1. Taxing Ballot Questions
2. C.U.T. Award
3. Legislative Oversight Committee of the Health Benefits Exchange
1. Next week the ballots will be mailed out for the 2011 election. There are several tax issues before the voters here in Larimer County. Between the statewide increases in sales and income taxes (Proposition 103) a countywide sales tax for the jail, and a Thompson School District property tax increase, I calculate that these measures will cost most families in my area anywhere from $250 to $850 a year, depending on income, spending habits, and home value.

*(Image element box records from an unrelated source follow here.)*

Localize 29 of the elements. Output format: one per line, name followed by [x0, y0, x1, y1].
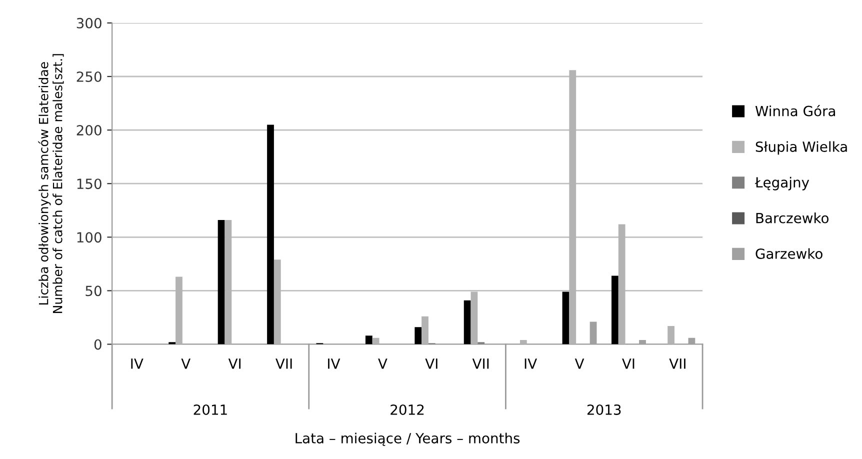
- text: 2012: [390, 404, 424, 415]
- legend-label: Słupia Wielka: [756, 141, 847, 155]
- x-tick-label: VII: [472, 358, 489, 369]
- y-tick-label: 50: [86, 286, 102, 296]
- x-tick-label: VII: [669, 358, 686, 369]
- y-tick-label: 150: [77, 178, 102, 190]
- x-tick-label: V: [378, 358, 388, 369]
- y-tick-label: 300: [76, 18, 102, 28]
- x-tick-label: VII: [276, 358, 292, 369]
- text: 2013: [587, 404, 621, 415]
- x-tick-label: IV: [524, 358, 537, 369]
- y-tick-label: 250: [76, 71, 102, 82]
- y-tick-label: 100: [77, 232, 102, 243]
- x-tick-label: IV: [328, 358, 340, 369]
- legend-label: Garzewko: [756, 248, 822, 259]
- x-tick-label: V: [181, 358, 191, 369]
- x-axis-title: Lata – miesiące / Years – months: [296, 432, 520, 446]
- legend-label: Łęgajny: [754, 176, 810, 190]
- x-tick-label: V: [574, 358, 584, 369]
- y-axis-title: Liczba odłowionych samców Elateridae Number of catch of Elateridae males[szt.]: [38, 54, 64, 313]
- y-tick-label: 200: [76, 125, 102, 136]
- legend-label: Barczewko: [756, 212, 829, 224]
- x-tick-label: VI: [228, 358, 241, 369]
- x-tick-label: VI: [622, 358, 634, 369]
- legend-label: Winna Góra: [755, 104, 835, 116]
- text: 2011: [194, 404, 227, 415]
- x-tick-label: IV: [131, 358, 144, 369]
- x-tick-label: VI: [425, 358, 438, 369]
- y-tick-label: 0: [94, 339, 102, 350]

The school district property tax increase will add $80 for every $100,000 in home value. A $250,000 home will see a $200/year tax increase. A taxable income of $85,000 will translate into $315 in additional state income taxes.

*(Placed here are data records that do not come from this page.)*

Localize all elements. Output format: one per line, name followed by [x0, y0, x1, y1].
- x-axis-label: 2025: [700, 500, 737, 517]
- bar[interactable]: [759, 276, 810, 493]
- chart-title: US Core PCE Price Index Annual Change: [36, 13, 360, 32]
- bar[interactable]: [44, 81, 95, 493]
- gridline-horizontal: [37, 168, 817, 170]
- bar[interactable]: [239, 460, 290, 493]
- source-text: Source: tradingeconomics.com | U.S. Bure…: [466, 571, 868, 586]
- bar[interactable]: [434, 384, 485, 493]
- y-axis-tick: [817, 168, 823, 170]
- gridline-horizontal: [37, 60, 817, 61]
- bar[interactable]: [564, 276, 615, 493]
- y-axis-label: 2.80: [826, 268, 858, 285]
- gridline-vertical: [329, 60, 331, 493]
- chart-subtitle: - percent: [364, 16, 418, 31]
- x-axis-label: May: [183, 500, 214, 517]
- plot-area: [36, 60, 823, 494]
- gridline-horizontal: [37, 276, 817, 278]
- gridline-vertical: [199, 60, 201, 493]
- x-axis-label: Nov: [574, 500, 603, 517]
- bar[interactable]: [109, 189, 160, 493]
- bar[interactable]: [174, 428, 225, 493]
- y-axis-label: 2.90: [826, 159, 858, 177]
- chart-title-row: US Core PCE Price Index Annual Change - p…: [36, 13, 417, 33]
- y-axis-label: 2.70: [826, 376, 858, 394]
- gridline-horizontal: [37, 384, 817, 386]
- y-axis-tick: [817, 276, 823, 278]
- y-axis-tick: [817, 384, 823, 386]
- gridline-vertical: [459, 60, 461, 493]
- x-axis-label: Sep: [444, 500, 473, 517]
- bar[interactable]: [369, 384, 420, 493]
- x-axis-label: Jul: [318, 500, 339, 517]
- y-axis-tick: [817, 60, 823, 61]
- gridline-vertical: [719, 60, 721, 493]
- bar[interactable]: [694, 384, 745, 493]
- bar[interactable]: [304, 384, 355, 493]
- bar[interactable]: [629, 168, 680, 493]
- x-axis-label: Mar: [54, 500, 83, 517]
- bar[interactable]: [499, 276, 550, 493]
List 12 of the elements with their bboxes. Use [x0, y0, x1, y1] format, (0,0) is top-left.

Just about every advocate for higher taxes say their tax is only a small amount, but it all adds up to a significant dent in a family’s income, and these increases will be on top of all the other taxes we already pay (the only exception is the county jail tax, which is an extension of an existing tax now scheduled to sunset).
I cannot support any of these increases in our taxes. Families cannot afford it, and it is the exact opposite of what we should be doing. We cannot tax our way to prosperity anymore than the government can spend our way to prosperity. Both policies lead to more of the economic stagnation that we find ourselves in right now.

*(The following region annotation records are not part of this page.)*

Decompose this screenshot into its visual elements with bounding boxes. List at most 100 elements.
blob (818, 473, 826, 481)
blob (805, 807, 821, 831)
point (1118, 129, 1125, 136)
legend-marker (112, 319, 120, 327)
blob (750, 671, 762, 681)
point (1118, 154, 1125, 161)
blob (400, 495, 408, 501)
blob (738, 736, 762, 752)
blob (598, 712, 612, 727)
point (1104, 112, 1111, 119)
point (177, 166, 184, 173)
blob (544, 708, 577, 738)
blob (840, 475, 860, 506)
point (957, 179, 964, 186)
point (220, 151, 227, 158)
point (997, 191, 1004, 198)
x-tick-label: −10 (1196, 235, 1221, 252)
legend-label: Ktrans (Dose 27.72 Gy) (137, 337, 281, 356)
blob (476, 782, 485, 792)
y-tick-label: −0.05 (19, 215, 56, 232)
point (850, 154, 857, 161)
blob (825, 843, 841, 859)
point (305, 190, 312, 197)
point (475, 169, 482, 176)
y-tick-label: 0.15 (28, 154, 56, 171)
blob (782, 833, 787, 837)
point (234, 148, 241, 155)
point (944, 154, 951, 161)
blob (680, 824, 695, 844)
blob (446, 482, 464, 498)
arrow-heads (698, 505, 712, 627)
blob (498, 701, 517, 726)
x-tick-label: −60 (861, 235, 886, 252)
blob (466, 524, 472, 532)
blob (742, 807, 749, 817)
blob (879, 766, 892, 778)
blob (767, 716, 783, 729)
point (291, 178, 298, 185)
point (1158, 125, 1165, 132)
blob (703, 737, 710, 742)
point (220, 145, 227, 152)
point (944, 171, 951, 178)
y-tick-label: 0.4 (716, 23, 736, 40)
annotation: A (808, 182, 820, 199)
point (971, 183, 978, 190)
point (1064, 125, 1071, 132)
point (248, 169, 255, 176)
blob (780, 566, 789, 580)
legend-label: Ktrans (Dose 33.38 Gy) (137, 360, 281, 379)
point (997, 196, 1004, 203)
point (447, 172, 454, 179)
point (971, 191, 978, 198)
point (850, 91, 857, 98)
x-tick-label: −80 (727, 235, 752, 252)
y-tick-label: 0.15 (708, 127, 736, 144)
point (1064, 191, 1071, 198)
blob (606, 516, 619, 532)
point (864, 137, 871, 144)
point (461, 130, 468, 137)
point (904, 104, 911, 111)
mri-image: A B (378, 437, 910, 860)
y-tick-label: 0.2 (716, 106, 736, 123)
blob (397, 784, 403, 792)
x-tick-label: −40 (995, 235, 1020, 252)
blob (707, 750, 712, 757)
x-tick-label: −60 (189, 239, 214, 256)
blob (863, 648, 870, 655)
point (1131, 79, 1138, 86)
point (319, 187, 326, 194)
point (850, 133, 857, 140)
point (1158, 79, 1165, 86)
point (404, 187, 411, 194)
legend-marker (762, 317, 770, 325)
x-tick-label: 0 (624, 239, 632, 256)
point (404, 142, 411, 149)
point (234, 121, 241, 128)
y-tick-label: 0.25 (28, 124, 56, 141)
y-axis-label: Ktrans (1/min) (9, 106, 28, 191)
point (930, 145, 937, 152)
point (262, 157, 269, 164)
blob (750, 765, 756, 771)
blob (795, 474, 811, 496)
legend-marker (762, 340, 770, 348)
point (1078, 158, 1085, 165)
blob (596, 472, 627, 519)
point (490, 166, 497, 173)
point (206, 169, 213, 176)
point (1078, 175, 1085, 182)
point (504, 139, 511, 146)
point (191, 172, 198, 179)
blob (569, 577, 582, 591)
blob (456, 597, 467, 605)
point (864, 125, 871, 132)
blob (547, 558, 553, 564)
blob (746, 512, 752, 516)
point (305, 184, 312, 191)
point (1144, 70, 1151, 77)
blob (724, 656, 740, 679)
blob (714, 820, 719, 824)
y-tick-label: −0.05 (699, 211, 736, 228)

We need an all out effort to get the government out of the way and let the private sector flourish. To build the confidence and fiscal integrity that is essential for a healthy economy we need lower taxes and much less government interference in our private lives.
I will be voting no on all the tax increases on this year’s ballot.
2. I apply these same concepts of governance to my voting decisions in the Colorado Senate. Consequently, the Colorado Union of Taxpayers, at their annual CUT Awards Breakfast tomorrow morning, will give me their “Taxpayer Champion” award for 2011.
3. As a part of the Legislative Oversight Committee of the Health Benefits Exchange I sent a letter to the Denver Post this week, taking issue with their editorial earlier this week. The Post essentially told the Republicans on the committee to stop asking tough questions and simply approve grant applications for the exchange. Most of my response they did print, which can be found here: http://www.denverpost.com/search/ci_19048656  <http://www.denverpost.com/search/ci_19048656 >.
Curiously, they re-wrote the next to last paragraph. It did not substantially change the article, but, for the record, here is the original paragraph:
I suggest that the POST – and the Exchange Board – take note of the fact that the term “rubber stamp” appears nowhere in SB200. The bipartisan legislative oversight committee will provide substantive oversight on everything the Board sends our way — and that includes full scrutiny for any grant application proposing a $200,400 salary ($225,916 with benefits) for the executive director and compensation in excess of $100,000 for fifteen additional staff positions. Ironically, the PPACA itself expressly prohibits “excessive executive compensation” for Exchange staff at Sec. 1311(d)(5)(B).